The sensor light on her mother’s back porch flickered and suddenly they were plunged into darkness. Neither of them moved.
‘We’ll give it till Christmas,’ said Tess after a moment. ‘If you still miss her by Christmas, if you still want her by then, you should go to her.’
‘Don’t say that. I’ve told you. I don’t –’
‘Shhh.’ She held his hand tighter and they sat in the moonlight, clinging to the wreckage of their marriage.
Chapter fifty-two
It was done.
Cecilia and John-Paul sat side by side watching Polly’s closed eyelids flutter and smooth, flutter and smooth, as if they were tracking the progress of her dreams.
Cecilia held on to Polly’s left hand; she could feel the tears sliding down her face and dripping off her chin, but she ignored them. She remembered sitting with John-Paul at another hospital, at the dawn of another autumn day, after two hours of intense labour (Cecilia gave birth efficiently; a little too efficiently with their third daughter). She and John-Paul were counting Polly’s fingers and toes, as they’d done with Isabel and Esther, a ritual like opening and inspecting a marvellous, magical gift.
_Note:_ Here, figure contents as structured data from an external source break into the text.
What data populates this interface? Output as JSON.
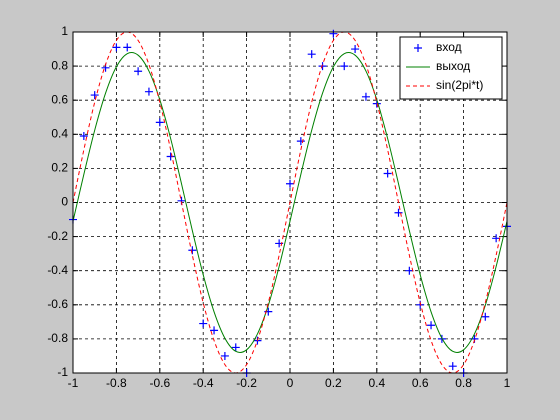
{
  "chart_data": {
    "type": "line",
    "x": [
      -1,
      -0.95,
      -0.9,
      -0.85,
      -0.8,
      -0.75,
      -0.7,
      -0.65,
      -0.6,
      -0.55,
      -0.5,
      -0.45,
      -0.4,
      -0.35,
      -0.3,
      -0.25,
      -0.2,
      -0.15,
      -0.1,
      -0.05,
      0,
      0.05,
      0.1,
      0.15,
      0.2,
      0.25,
      0.3,
      0.35,
      0.4,
      0.45,
      0.5,
      0.55,
      0.6,
      0.65,
      0.7,
      0.75,
      0.8,
      0.85,
      0.9,
      0.95,
      1
    ],
    "series": [
      {
        "name": "вход",
        "color": "#0000ff",
        "style": "marker",
        "values": [
          -0.1,
          0.39,
          0.63,
          0.79,
          0.91,
          0.91,
          0.77,
          0.65,
          0.47,
          0.27,
          0.01,
          -0.28,
          -0.71,
          -0.75,
          -0.9,
          -0.85,
          -1.0,
          -0.81,
          -0.64,
          -0.24,
          0.11,
          0.36,
          0.87,
          0.8,
          0.99,
          0.8,
          0.9,
          0.62,
          0.58,
          0.17,
          -0.06,
          -0.4,
          -0.6,
          -0.72,
          -0.8,
          -0.96,
          -1.0,
          -0.8,
          -0.67,
          -0.21,
          -0.14
        ]
      },
      {
        "name": "выход",
        "color": "#008000",
        "style": "solid",
        "values": [
          -0.11,
          0.165,
          0.424,
          0.641,
          0.796,
          0.873,
          0.864,
          0.771,
          0.603,
          0.375,
          0.11,
          -0.165,
          -0.424,
          -0.641,
          -0.796,
          -0.873,
          -0.864,
          -0.771,
          -0.603,
          -0.375,
          -0.11,
          0.165,
          0.424,
          0.641,
          0.796,
          0.873,
          0.864,
          0.771,
          0.603,
          0.375,
          0.11,
          -0.165,
          -0.424,
          -0.641,
          -0.796,
          -0.873,
          -0.864,
          -0.771,
          -0.603,
          -0.375,
          -0.11
        ]
      },
      {
        "name": "sin(2pi*t)",
        "color": "#ff0000",
        "style": "dashed",
        "values": [
          0,
          0.309,
          0.588,
          0.809,
          0.951,
          1,
          0.951,
          0.809,
          0.588,
          0.309,
          0,
          -0.309,
          -0.588,
          -0.809,
          -0.951,
          -1,
          -0.951,
          -0.809,
          -0.588,
          -0.309,
          0,
          0.309,
          0.588,
          0.809,
          0.951,
          1,
          0.951,
          0.809,
          0.588,
          0.309,
          0,
          -0.309,
          -0.588,
          -0.809,
          -0.951,
          -1,
          -0.951,
          -0.809,
          -0.588,
          -0.309,
          0
        ]
      }
    ],
    "xlim": [
      -1,
      1
    ],
    "ylim": [
      -1,
      1
    ],
    "xticks": [
      -1,
      -0.8,
      -0.6,
      -0.4,
      -0.2,
      0,
      0.2,
      0.4,
      0.6,
      0.8,
      1
    ],
    "yticks": [
      -1,
      -0.8,
      -0.6,
      -0.4,
      -0.2,
      0,
      0.2,
      0.4,
      0.6,
      0.8,
      1
    ],
    "grid": true,
    "legend": "upper right"
  }
}
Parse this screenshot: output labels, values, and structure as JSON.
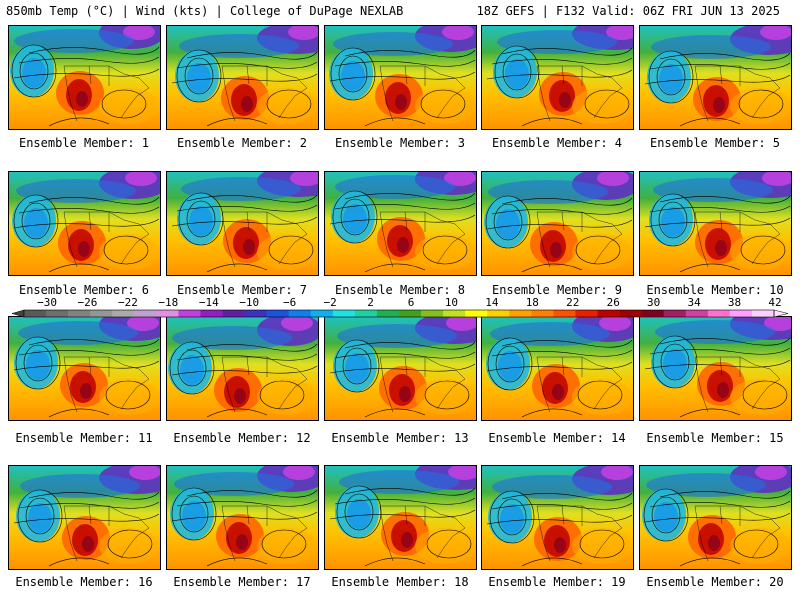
{
  "header": {
    "left": "850mb Temp (°C) | Wind (kts) | College of DuPage NEXLAB",
    "right": "18Z GEFS | F132 Valid: 06Z FRI JUN 13 2025"
  },
  "panels": [
    {
      "label": "Ensemble Member: 1"
    },
    {
      "label": "Ensemble Member: 2"
    },
    {
      "label": "Ensemble Member: 3"
    },
    {
      "label": "Ensemble Member: 4"
    },
    {
      "label": "Ensemble Member: 5"
    },
    {
      "label": "Ensemble Member: 6"
    },
    {
      "label": "Ensemble Member: 7"
    },
    {
      "label": "Ensemble Member: 8"
    },
    {
      "label": "Ensemble Member: 9"
    },
    {
      "label": "Ensemble Member: 10"
    },
    {
      "label": "Ensemble Member: 11"
    },
    {
      "label": "Ensemble Member: 12"
    },
    {
      "label": "Ensemble Member: 13"
    },
    {
      "label": "Ensemble Member: 14"
    },
    {
      "label": "Ensemble Member: 15"
    },
    {
      "label": "Ensemble Member: 16"
    },
    {
      "label": "Ensemble Member: 17"
    },
    {
      "label": "Ensemble Member: 18"
    },
    {
      "label": "Ensemble Member: 19"
    },
    {
      "label": "Ensemble Member: 20"
    }
  ],
  "colorbar": {
    "tick_labels": [
      "−30",
      "−26",
      "−22",
      "−18",
      "−14",
      "−10",
      "−6",
      "−2",
      "2",
      "6",
      "10",
      "14",
      "18",
      "22",
      "26",
      "30",
      "34",
      "38",
      "42"
    ],
    "colors": [
      "#5a5a5a",
      "#6e6e6e",
      "#828282",
      "#969696",
      "#aaaaaa",
      "#c0a0d0",
      "#e090e0",
      "#c040e0",
      "#9020c0",
      "#6020a0",
      "#4030c0",
      "#2050e0",
      "#1080f0",
      "#10b0f0",
      "#20e0e0",
      "#20d0a0",
      "#20b050",
      "#40a020",
      "#80c020",
      "#c0e020",
      "#ffff00",
      "#ffd000",
      "#ffa000",
      "#ff8000",
      "#ff5000",
      "#e82000",
      "#c00000",
      "#a00000",
      "#800020",
      "#a02060",
      "#d040a0",
      "#ff70d0",
      "#ffa0ff",
      "#ffd0ff"
    ]
  }
}
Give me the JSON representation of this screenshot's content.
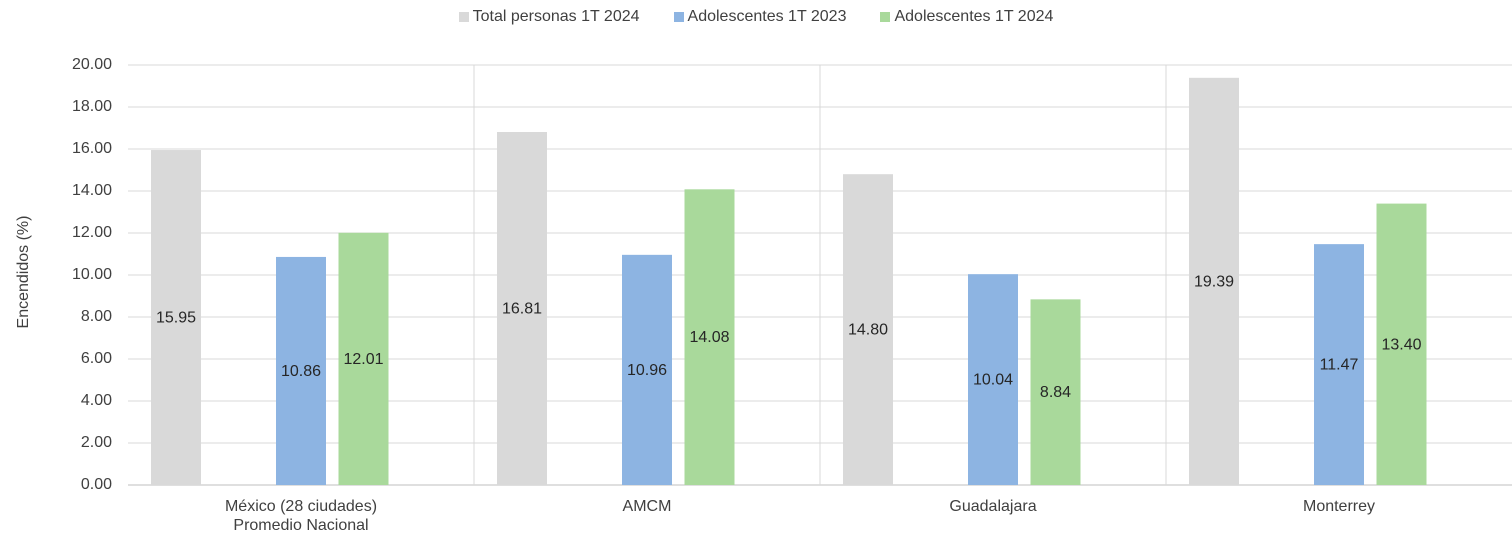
{
  "chart_data": {
    "type": "bar",
    "ylabel": "Encendidos (%)",
    "xlabel": "",
    "ylim": [
      0,
      20
    ],
    "yticks": [
      "0.00",
      "2.00",
      "4.00",
      "6.00",
      "8.00",
      "10.00",
      "12.00",
      "14.00",
      "16.00",
      "18.00",
      "20.00"
    ],
    "categories": [
      [
        "México (28 ciudades)",
        "Promedio Nacional"
      ],
      [
        "AMCM"
      ],
      [
        "Guadalajara"
      ],
      [
        "Monterrey"
      ]
    ],
    "series": [
      {
        "name": "Total personas 1T 2024",
        "color": "#d9d9d9",
        "values": [
          15.95,
          16.81,
          14.8,
          19.39
        ],
        "labels": [
          "15.95",
          "16.81",
          "14.80",
          "19.39"
        ]
      },
      {
        "name": "Adolescentes 1T 2023",
        "color": "#8db4e2",
        "values": [
          10.86,
          10.96,
          10.04,
          11.47
        ],
        "labels": [
          "10.86",
          "10.96",
          "10.04",
          "11.47"
        ]
      },
      {
        "name": "Adolescentes 1T 2024",
        "color": "#a9d99b",
        "values": [
          12.01,
          14.08,
          8.84,
          13.4
        ],
        "labels": [
          "12.01",
          "14.08",
          "8.84",
          "13.40"
        ]
      }
    ],
    "legend_position": "top",
    "grid": {
      "horizontal": true,
      "category_separators": true
    }
  }
}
Now their eyes kept returning to the space where Polly’s right arm should have been. It was an anomaly, an oddness, an optical discrepancy. From now on it wouldn’t be her beauty that would cause people to stare at her in shopping centres.
Cecilia let the tears slide on and on. She needed to get all her crying out of the way, because she was determined that Polly would never see her shed a tear. Cecilia was about to step into a new life, her life as an amputee’s mother. Even as she cried, she could feel her muscles tensing in readiness, as if she was an athlete about to begin a marathon. Soon she would be fluent in a new language of stumps and prostheses and God knows what else. She’d move heaven and earth and bake muffins and pay fraudulent compliments to get the best results for her daughter. No one was better qualified than Cecilia for this role.
But was Polly qualified? That was the question. Was any six year old qualified? Did she have the strength of character to live with this sort of injury in a world that put such value on a woman’s looks? She’s still beautiful, thought Cecilia furiously, as if someone had denied it.
‘She’s tough,’ she said to John-Paul. ‘Remember that day at the pool when she wanted to prove she could swim as far as Esther?’
She thought of Polly’s arms slicing through sunlit chlorinated blue water.